2. Resource mobilization or acquisition

The most common of all intervention activities is to seek goods or services needed by the client system. Resources may come from either formal systems (state, federal, or municipal programs, whose reason for being is to provide those resources) or informal systems (for example, family, friends, religious organization, or neighborhood entities). Generally, the use of informal systems is preferred, because usually formal systems are likely to give only limited help.

3. Advocacy

Related to resource acquisition is the process of working with or on behalf of the client system to acquire resources that would otherwise not be accessible. Often, in helping one client, the worker helps many who are in the same situation. For example, suppose that a client both needs and wants to work but the public transportation routes do not reach her neighborhood. If a worker worked with the system to modify the route so that public transportation became a viable option for the client, then the client would benefit—as would everyone else who lived in that neighborhood who had no other means of transportation. In Mrs. Washburn’s case, there may be a need for additional financial supports to help older adults on fixed incomes.

4. Support

Clients are most likely to work toward change when they perceive a payoff at the end of the process.

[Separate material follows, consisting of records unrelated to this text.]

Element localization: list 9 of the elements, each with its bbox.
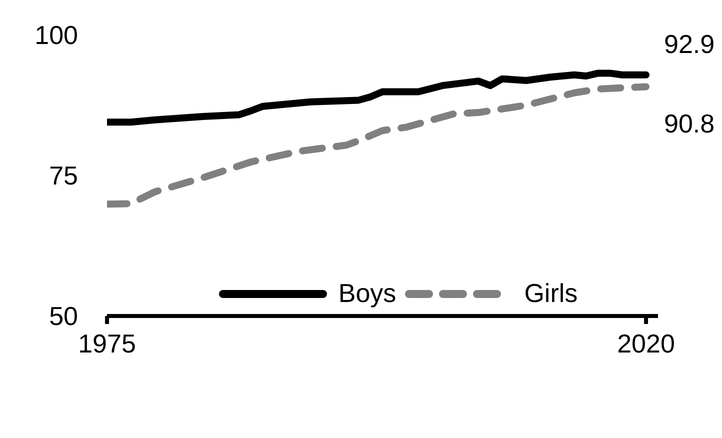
y-tick-label: 50 [49, 301, 78, 332]
x-tick-label: 2020 [617, 328, 675, 358]
x-tick-label: 1975 [78, 328, 136, 358]
y-tick-label: 75 [49, 160, 78, 191]
annotation: 92.9 [664, 28, 715, 59]
y-tick-label: 100 [34, 20, 78, 50]
annotation: 90.8 [664, 108, 715, 139]
legend-label: Boys [338, 278, 396, 309]
legend-label: Girls [524, 278, 578, 309]
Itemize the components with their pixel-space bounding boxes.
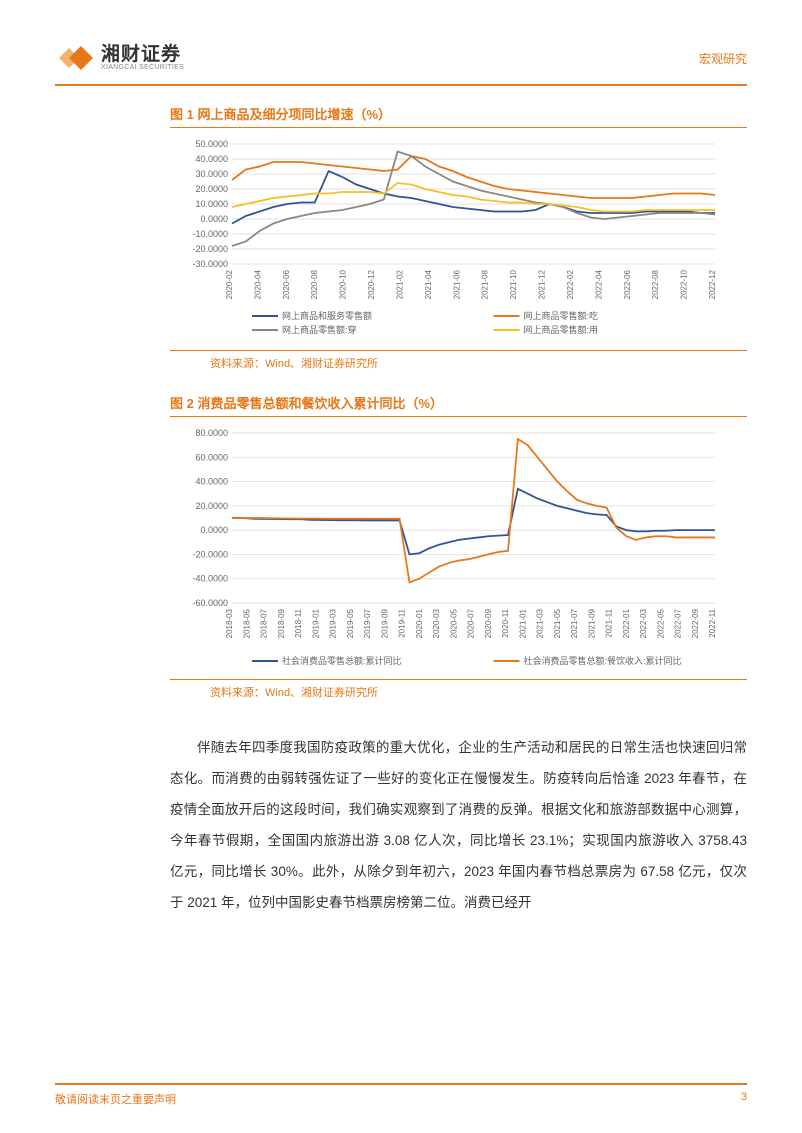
page-number: 3 — [741, 1091, 747, 1107]
svg-text:2020-09: 2020-09 — [484, 608, 493, 638]
svg-text:0.0000: 0.0000 — [200, 525, 228, 535]
logo: 湘财证券 XIANGCAI SECURITIES — [55, 40, 184, 76]
section-label: 宏观研究 — [699, 50, 747, 67]
svg-text:2021-08: 2021-08 — [481, 269, 490, 299]
svg-text:2020-03: 2020-03 — [432, 608, 441, 638]
svg-text:2020-07: 2020-07 — [467, 608, 476, 638]
svg-text:2021-04: 2021-04 — [424, 269, 433, 299]
svg-text:2021-05: 2021-05 — [553, 608, 562, 638]
svg-text:2022-05: 2022-05 — [656, 608, 665, 638]
svg-text:网上商品零售额:穿: 网上商品零售额:穿 — [282, 324, 357, 335]
svg-text:2019-11: 2019-11 — [398, 608, 407, 637]
svg-text:2022-10: 2022-10 — [680, 269, 689, 299]
svg-text:社会消费品零售总额:累计同比: 社会消费品零售总额:累计同比 — [282, 655, 402, 666]
svg-text:2020-11: 2020-11 — [501, 608, 510, 637]
page-header: 湘财证券 XIANGCAI SECURITIES 宏观研究 — [55, 40, 747, 86]
svg-text:-20.0000: -20.0000 — [192, 549, 228, 559]
svg-text:0.0000: 0.0000 — [200, 214, 228, 224]
svg-text:40.0000: 40.0000 — [195, 154, 228, 164]
svg-text:网上商品零售额:用: 网上商品零售额:用 — [524, 324, 599, 335]
chart2-source: 资料来源：Wind、湘财证券研究所 — [170, 680, 747, 700]
svg-text:-20.0000: -20.0000 — [192, 244, 228, 254]
svg-text:2019-03: 2019-03 — [329, 608, 338, 638]
svg-text:社会消费品零售总额:餐饮收入:累计同比: 社会消费品零售总额:餐饮收入:累计同比 — [524, 655, 682, 666]
svg-text:2021-11: 2021-11 — [605, 608, 614, 637]
svg-text:50.0000: 50.0000 — [195, 139, 228, 149]
company-name-en: XIANGCAI SECURITIES — [101, 64, 184, 71]
svg-text:80.0000: 80.0000 — [195, 428, 228, 438]
svg-text:2022-06: 2022-06 — [623, 269, 632, 299]
svg-text:2019-01: 2019-01 — [311, 608, 320, 638]
svg-text:2022-12: 2022-12 — [708, 269, 717, 299]
svg-text:2022-02: 2022-02 — [566, 269, 575, 299]
svg-text:2021-02: 2021-02 — [395, 269, 404, 299]
svg-text:2022-04: 2022-04 — [594, 269, 603, 299]
svg-text:2022-01: 2022-01 — [622, 608, 631, 638]
chart1-plot: -30.0000 -20.0000 -10.0000 0.0000 10.0000 20.… — [170, 136, 725, 346]
svg-text:10.0000: 10.0000 — [195, 199, 228, 209]
chart1-title: 图 1 网上商品及细分项同比增速（%） — [170, 104, 747, 128]
svg-text:2019-07: 2019-07 — [363, 608, 372, 638]
svg-text:2020-10: 2020-10 — [339, 269, 348, 299]
body-paragraph: 伴随去年四季度我国防疫政策的重大优化，企业的生产活动和居民的日常生活也快速回归常… — [170, 722, 747, 918]
chart2-section: 图 2 消费品零售总额和餐饮收入累计同比（%） -60.0000 -40.0000… — [170, 393, 747, 700]
svg-text:20.0000: 20.0000 — [195, 501, 228, 511]
svg-text:2021-10: 2021-10 — [509, 269, 518, 299]
chart1-section: 图 1 网上商品及细分项同比增速（%） -30.0000 -20.0000 -10.… — [170, 104, 747, 371]
svg-text:2018-03: 2018-03 — [225, 608, 234, 638]
svg-text:2020-06: 2020-06 — [282, 269, 291, 299]
chart2-title: 图 2 消费品零售总额和餐饮收入累计同比（%） — [170, 393, 747, 417]
svg-text:2019-05: 2019-05 — [346, 608, 355, 638]
svg-text:40.0000: 40.0000 — [195, 477, 228, 487]
company-name-cn: 湘财证券 — [101, 45, 184, 64]
chart2-plot: -60.0000 -40.0000 -20.0000 0.0000 20.0000 40.… — [170, 425, 725, 675]
svg-text:60.0000: 60.0000 — [195, 452, 228, 462]
logo-icon — [55, 40, 95, 76]
svg-text:2020-12: 2020-12 — [367, 269, 376, 299]
svg-text:-30.0000: -30.0000 — [192, 259, 228, 269]
page-footer: 敬请阅读末页之重要声明 3 — [55, 1083, 747, 1107]
svg-text:2018-09: 2018-09 — [277, 608, 286, 638]
svg-text:网上商品零售额:吃: 网上商品零售额:吃 — [524, 310, 599, 321]
svg-text:2022-11: 2022-11 — [708, 608, 717, 637]
svg-text:2022-09: 2022-09 — [691, 608, 700, 638]
svg-text:2018-05: 2018-05 — [242, 608, 251, 638]
svg-text:2020-02: 2020-02 — [225, 269, 234, 299]
svg-text:2020-04: 2020-04 — [253, 269, 262, 299]
svg-text:2021-06: 2021-06 — [452, 269, 461, 299]
svg-text:2019-09: 2019-09 — [380, 608, 389, 638]
svg-text:-10.0000: -10.0000 — [192, 229, 228, 239]
svg-text:2022-08: 2022-08 — [651, 269, 660, 299]
svg-text:2018-07: 2018-07 — [260, 608, 269, 638]
svg-text:2021-01: 2021-01 — [518, 608, 527, 638]
footer-disclaimer: 敬请阅读末页之重要声明 — [55, 1091, 176, 1107]
svg-text:2022-03: 2022-03 — [639, 608, 648, 638]
svg-text:2018-11: 2018-11 — [294, 608, 303, 637]
svg-text:2020-05: 2020-05 — [449, 608, 458, 638]
svg-text:-60.0000: -60.0000 — [192, 598, 228, 608]
svg-text:2021-07: 2021-07 — [570, 608, 579, 638]
chart1-source: 资料来源：Wind、湘财证券研究所 — [170, 351, 747, 371]
svg-text:网上商品和服务零售额: 网上商品和服务零售额 — [282, 310, 372, 321]
svg-text:2020-08: 2020-08 — [310, 269, 319, 299]
svg-text:30.0000: 30.0000 — [195, 169, 228, 179]
svg-text:2020-01: 2020-01 — [415, 608, 424, 638]
svg-text:2021-03: 2021-03 — [536, 608, 545, 638]
svg-text:2021-12: 2021-12 — [538, 269, 547, 299]
svg-text:2022-07: 2022-07 — [674, 608, 683, 638]
svg-text:-40.0000: -40.0000 — [192, 574, 228, 584]
svg-text:2021-09: 2021-09 — [587, 608, 596, 638]
svg-text:20.0000: 20.0000 — [195, 184, 228, 194]
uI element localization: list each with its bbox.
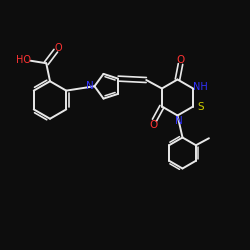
Text: O: O (176, 54, 184, 64)
Text: N: N (86, 81, 94, 91)
Text: O: O (55, 43, 62, 53)
Text: HO: HO (16, 54, 31, 64)
Text: O: O (150, 120, 158, 130)
Text: N: N (175, 116, 182, 126)
Text: S: S (198, 102, 204, 112)
Text: NH: NH (193, 82, 208, 92)
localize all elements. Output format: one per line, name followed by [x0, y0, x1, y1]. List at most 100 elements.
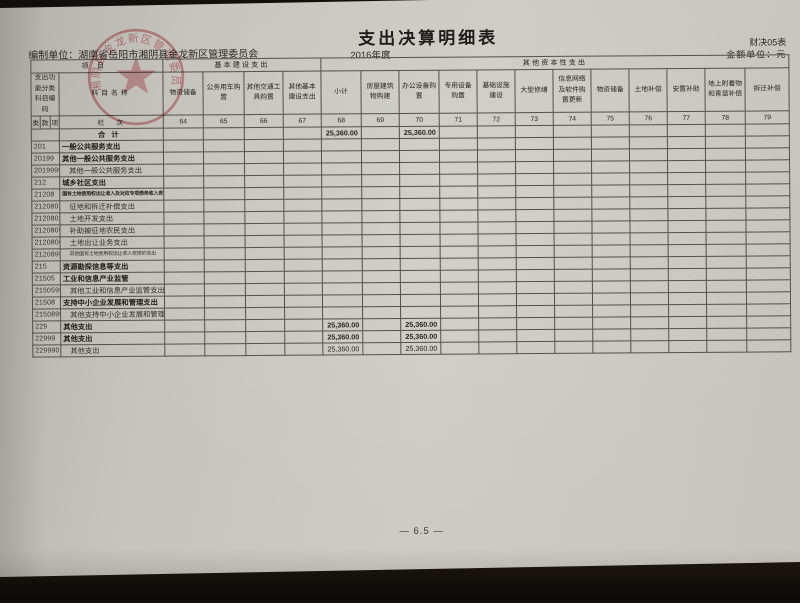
value-cell-76	[629, 172, 668, 186]
column-header-65: 公务用车购置	[202, 71, 245, 115]
value-cell-78	[706, 340, 747, 353]
value-cell-70	[399, 186, 440, 199]
value-cell-71	[440, 318, 479, 331]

To maintain that optimism, the worker must be supportive and encouraging and be able to frame setbacks as an inevitable part of the process. The message should always be that clients will be successful, with perseverance.

My Intervene Tasks

Task 1

Begin your intervention by defining Carla Washburn’s goals and needs in the order of their importance and the speed with which they can be accomplished (it is important to your work with Ms. Washburn that you meet with at least one success early in the process. Empowerment theory suggests that this will propel her to accomplish the more difficult goals)

Task 2

Develop a cohesive plan of action for this client that will factor in the tasks the client will have to accomplish as well as those the social worker will have to complete in order to reach the client’s goals.

Task 3

A critical piece of your work is the mobilization of people, places, and resources that will help Ms. Washburn reach the goals you have defined together. Using the ecomap tool and symbols, diagram these new coalitions.